Crypto Enthusiasts Meet Their Match: Angry Gamers

So far, 10,000 digital wallets — tools that allow people to store their crypto assets — have been connected to the Quartz platform, even though Ubisoft only issued 3,000 NFTs in its first batch, said Mr Pouard. This suggests an appetite for more NFTs in the future, he said.

Ubisoft plans to eventually take a share of the sales of future NFTs, Pouard added. “We are moving from a game-driven business model to an ecosystem-driven business model where every gamer can be a stakeholder,” he said.

Zynga, which is set to be acquired by Take-Two, hired gaming industry veteran Mr. Wolf to lead a crypto effort in November. The goal was to create new games on the blockchain, allowing players to easily acquire, own and sell NFTs, Wolf said. He provided some details on how the effort would work, including whether NFTs could be transferred between Zynga games.

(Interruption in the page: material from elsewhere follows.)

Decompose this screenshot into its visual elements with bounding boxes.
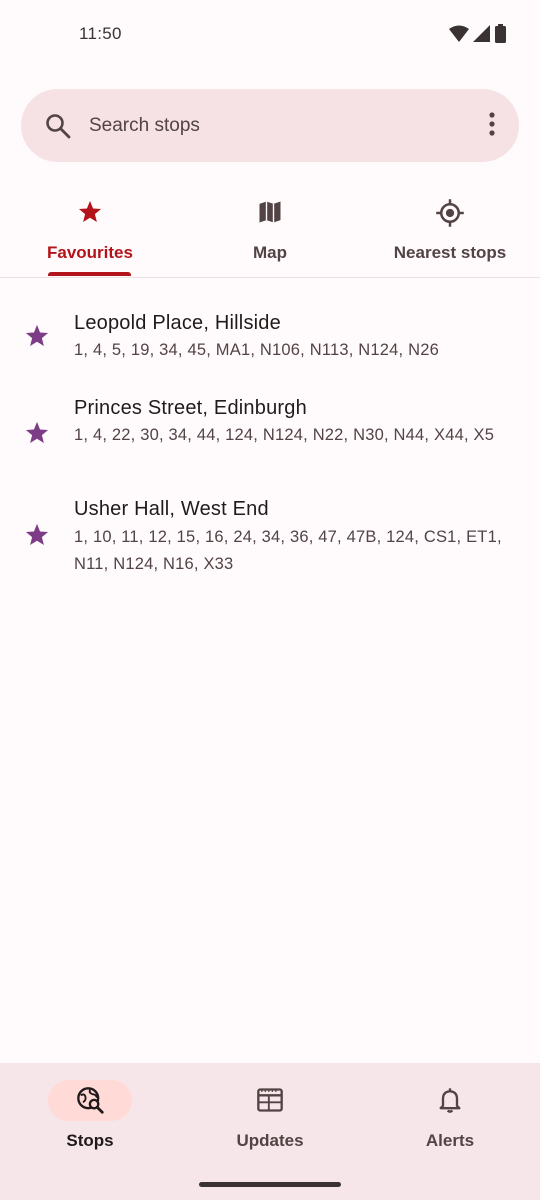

“We are still developing all of this,” he said.

Other gaming companies have dabbled in NFTs, echoing how crypto can generate new wealth for users. This month Yosuke Matsuda, president of Square Enix, wrote in an open letter that creating blockchain games would allow gamers to make money. It would become “a major strategic theme” for the company, he said.

But as the number of NFT announcements from game studios piled up, gamers grew increasingly annoyed. After users rebelled against Sega Sammy’s crypto plans, one of its executives told an executive meeting last month, “If this is seen as just making money, I would like to make the decision not to continue.” (The effort continues.)

Other gaming companies have spoken out against crypto. Phil Spencer, Microsoft’s head of Xbox, told Axios in November that some games centered around making money from NFTs look “exploitative” and that he would avoid putting them on the Xbox store. Microsoft declined to comment.